A Turkish developer recently announced that it would build a new power plant using technology from GE that matches wind and solar generation to the output of a highly responsive natural gas turbine, all integrated in one package with the hardware and software to mesh its output with the grid. GE is apparently calling this scheme IRCC, for "integrated renewables combined cycle", adding yet another acronym to our growing list of energy choices. This development looks interesting from a technical perspective, but also for what it suggests about GE's view of the future market for generating equipment and power delivery.
The International Energy Agency's "Golden Age of Natural Gas" scenario remains a question mark, rather than a certainty, but if gas is to serve as the key fuel for bridging between our high-emission present and the low-emission future, then we're likely to see more installations like the one in Turkey emphasizing the synergies between gas and renewables, rather than the tough competition gas is giving renewables in some markets. The IRCC--not to be confused with an IGCC or the IPCC--is interesting because it goes well beyond the idea of using gas-fired power plants to back up the naturally variable output of wind farms and utility-scale solar arrays.
The IRCC concept is built around a new combined cycle gas turbine, the Flex-Efficiency 50, with an impressive capability to ramp up and down, as needed, with minimal loss of either efficiency or emissions performance. And thanks to the energy technology portfolio the company has built up over the last decade, GE is able to offer one-stop shopping with GE wind turbines and a solar thermal generating module from eSolar, in which GE has recently invested. The gas turbine/solar thermal hybridization looks especially useful in maximizing plant efficiency and incorporating solar thermal power into the grid at the lowest possible cost, by avoiding the expense of an extra steam turbine and generator. If all this works as advertised, the grid operator shouldn't know or care whether the power being dispatched was generated using wind, sun, or gas.
Before you confuse this posting for a GE ad, I should note that at least in the configuration chosen for the Turkish site most of the power from this integrated plant would still be generated by the gas turbine, which has 10 times the peak output of the concentrated solar power module and more than 20 times the rated power of the small wind farm tied into it. By the time you account for the capability of the gas turbine to run 24/7 when necessary, compared to typical capacity factors of 25-40% for wind and up to 25% for solar, the proportion of the IRCC's annual megawatt-hours generated from gas could exceed 95%. Nor is GE the only firm bringing turbines like this to market. So it's an impressive step, though more of an incremental than revolutionary one. However, with its inherent flexibility, I wouldn't be surprised if this type of gas turbine could effectively integrate a much larger quantity of renewable generation on the grid outside the IRCC's fence, particularly after the operating experience of the first few installations has been absorbed.
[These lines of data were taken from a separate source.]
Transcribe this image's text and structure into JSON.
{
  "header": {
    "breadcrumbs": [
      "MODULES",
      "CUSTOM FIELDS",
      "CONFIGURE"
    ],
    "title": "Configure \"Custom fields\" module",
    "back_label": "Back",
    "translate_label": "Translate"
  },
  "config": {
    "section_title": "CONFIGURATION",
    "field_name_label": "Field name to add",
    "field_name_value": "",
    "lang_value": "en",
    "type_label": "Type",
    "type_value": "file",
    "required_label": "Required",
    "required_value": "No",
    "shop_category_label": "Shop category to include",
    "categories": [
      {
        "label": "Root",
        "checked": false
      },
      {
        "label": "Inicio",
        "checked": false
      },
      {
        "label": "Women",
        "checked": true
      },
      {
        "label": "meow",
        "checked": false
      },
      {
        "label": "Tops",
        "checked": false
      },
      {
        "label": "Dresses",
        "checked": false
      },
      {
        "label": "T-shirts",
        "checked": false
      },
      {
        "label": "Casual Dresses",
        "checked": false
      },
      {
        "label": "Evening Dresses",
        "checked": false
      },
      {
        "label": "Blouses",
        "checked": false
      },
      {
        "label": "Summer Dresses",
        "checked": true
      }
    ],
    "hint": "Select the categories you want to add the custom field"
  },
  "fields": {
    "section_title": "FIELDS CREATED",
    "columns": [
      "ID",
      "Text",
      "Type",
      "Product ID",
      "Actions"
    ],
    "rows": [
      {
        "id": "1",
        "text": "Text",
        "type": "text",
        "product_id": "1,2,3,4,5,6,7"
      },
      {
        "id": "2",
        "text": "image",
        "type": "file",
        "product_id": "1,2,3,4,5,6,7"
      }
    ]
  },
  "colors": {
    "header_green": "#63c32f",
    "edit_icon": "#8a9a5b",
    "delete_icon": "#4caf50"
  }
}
GE's timing in introducing its IRCC concept could prove especially apt. Not only does the Flex-Efficiency turbine look useful for helping to meet California's aggressive new 33% renewable electricity target, but the 50-cycle version featured in GE's marketing materials--likely minus the solar thermal module--could be just what Germany needs, now that its government has begun to come to grips with the quantity of new fossil generation that's going to be required to make up for the post-Fukushima accelerated retirement of its nuclear power plants.